Reading Lolita in Tehran_ A Memoir in Books - Azar Nafisi [86]
Our ambivalent attitude towards the war mainly stemmed from our ambivalence towards the regime. In those first air raids against Tehran, a house in the affluent part of the city was hit. It was rumored that its basement had been occupied by anti-government guerrillas. Hashemi Rafsanjani, then speaker of the Parliament, in an effort to appease the frightened population, claimed in a Friday prayer ceremony that the bombing so far had done no real harm, as its victims were the “arrogant rich and subversives,” who probably would have been executed sooner or later anyway. He also recommended that women dress properly when sleeping, so that if their houses were hit, they would not be “indecently exposed to strangers’ eyes.”
3
“Let’s celebrate!” my friend Laleh cried before sitting down at a table in our favorite restaurant, where I had been waiting for her. This was a few weeks after our encounter with the Committee on the Cultural Revolution, and by now we knew it was only a matter of time before we would either have to comply with the rules or be expelled. Since the government had recently made the veil mandatory at the workplace, I did not see much reason for her exuberance. Celebrate what? I wanted to know. “Today”—she paused and took an excited breath—“after nine years—eight and a half, to be exact—I was formally expelled from the university. I am now officially irrelevant, as you would put it, so lunch is on me! Since we can’t drink publicly to my newly acquired status, let’s eat ourselves to death,” she added in a brave effort to make light of a development that would leave her penniless and, more important, force her to give up a job she loved and was good at. Stiff upper lip, I believe they call it. Well, this stiff upper lip was becoming quite a trend among friends and colleagues.

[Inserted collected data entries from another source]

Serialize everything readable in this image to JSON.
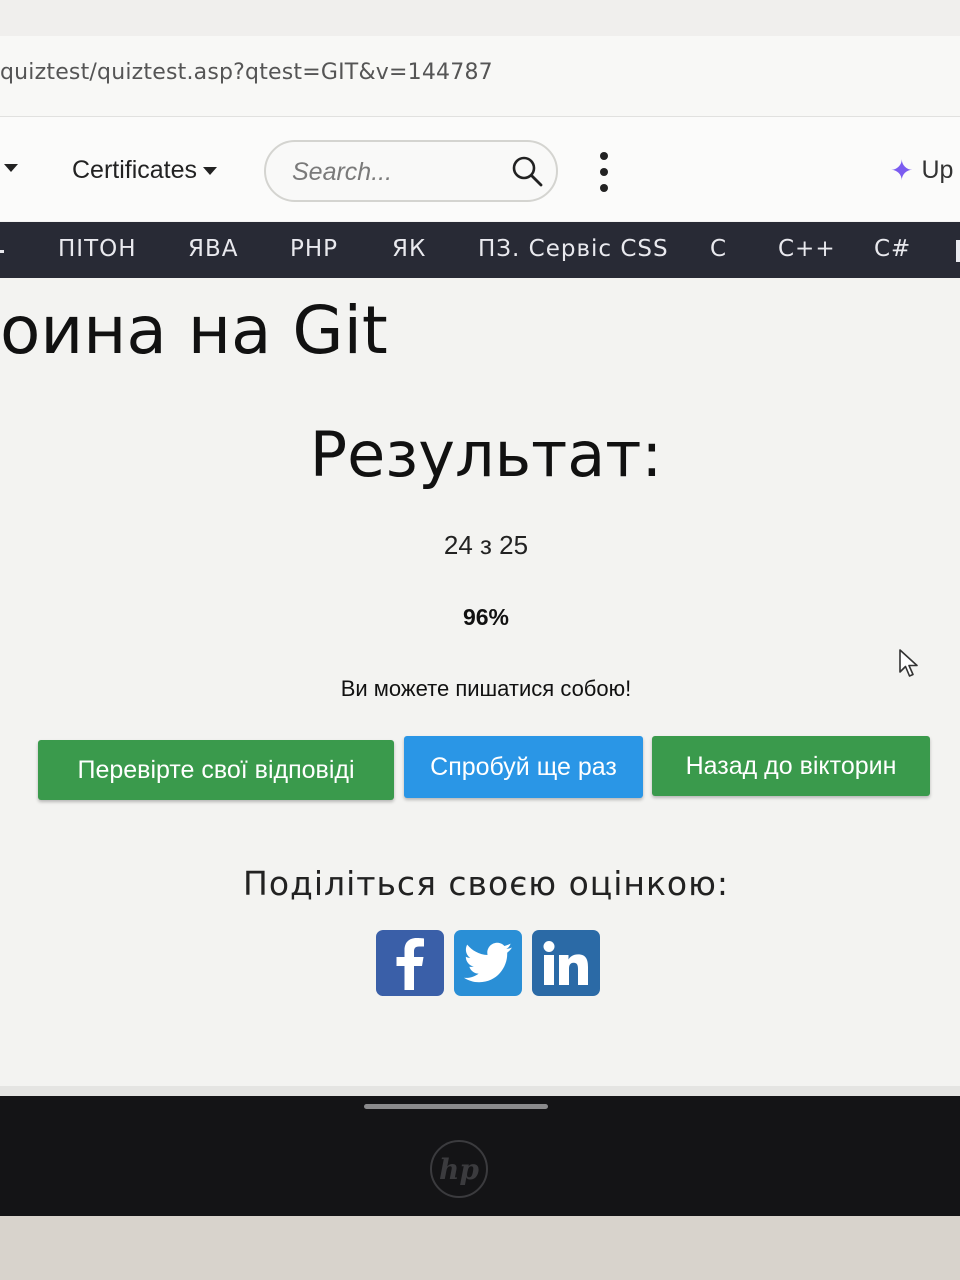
{
  "browser": {
    "url": "quiztest/quiztest.asp?qtest=GIT&v=144787"
  },
  "header": {
    "certificates_label": "Certificates",
    "search_placeholder": "Search...",
    "upgrade_label": "Up",
    "sparkle_icon": "sparkle-icon",
    "search_icon": "search-icon",
    "menu_icon": "kebab-menu-icon"
  },
  "nav": {
    "items": [
      "ПІТОН",
      "ЯВА",
      "PHP",
      "ЯК",
      "ПЗ. Сервіс CSS",
      "C",
      "C++",
      "C#"
    ]
  },
  "main": {
    "page_title": "оина на Git",
    "result_heading": "Результат:",
    "score": "24 з 25",
    "percent": "96%",
    "message": "Ви можете пишатися собою!",
    "buttons": {
      "check_answers": "Перевірте свої відповіді",
      "try_again": "Спробуй ще раз",
      "back_to_quizzes": "Назад до вікторин"
    },
    "share_heading": "Поділіться своєю оцінкою:",
    "social": [
      "facebook-icon",
      "twitter-icon",
      "linkedin-icon"
    ]
  },
  "device": {
    "logo_text": "hp"
  },
  "colors": {
    "nav_bg": "#282a35",
    "green_button": "#3a9a4c",
    "blue_button": "#2a96e6",
    "facebook": "#3a5fa8",
    "twitter": "#2a8fd6",
    "linkedin": "#2b6aa6"
  }
}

She had gone to the university that day to discuss her situation with the head of the Psychology Department, where she had been teaching since her return from Germany a few years earlier, and she had not worn a head scarf, of course. Of course! The guard at the gate had called out to her from inside his cage. As I imagine it now, the guard’s post is literally a cage, a large protrusion of bars, but it may have been more of an outpost; made of metal perhaps? Or cement? With a window and a side door? I could pick up the phone and call Laleh, who two years ago finally moved to the U.S. and now lives in Los Angeles. I could ask her; she, unlike me, has a very precise memory.
Have you come across that new guard? she asked me, a limp captive lettuce leaf dangling from the end of her fork. The clumsy one with a mournful countenance. The very big one . . . She was trying to avoid using the word fat. No, I had not had the pleasure of meeting the aforementioned guard. Anyhow, he is of Oliver Hardy dimensions. Bigger, she said, chewing now on her lettuce with ferocious determination. But the resemblance ends there. I mean, this guy was flabby but not jovial, one of those dour, mirthless overweight men who don’t even enjoy their food—you know the type.
Could you please lay off the guard of the mournful countenance, I pleaded with her, and get on with your story? She attacked a small cherry tomato that kept slipping from under her fork and did not begin again until she had finally speared it. He came out of his cage, Laleh at last continued, and said, Ma’am, your I.D. please. So I took out my I.D. and waved it in his face and started walking, but then he called me again. Ma’am, you know you can’t go in like this? I said, I’ve been going in through this gate like this for the past eight years. No, ma’am, you have to have a head cover—new orders. That’s my problem, I said, not yours.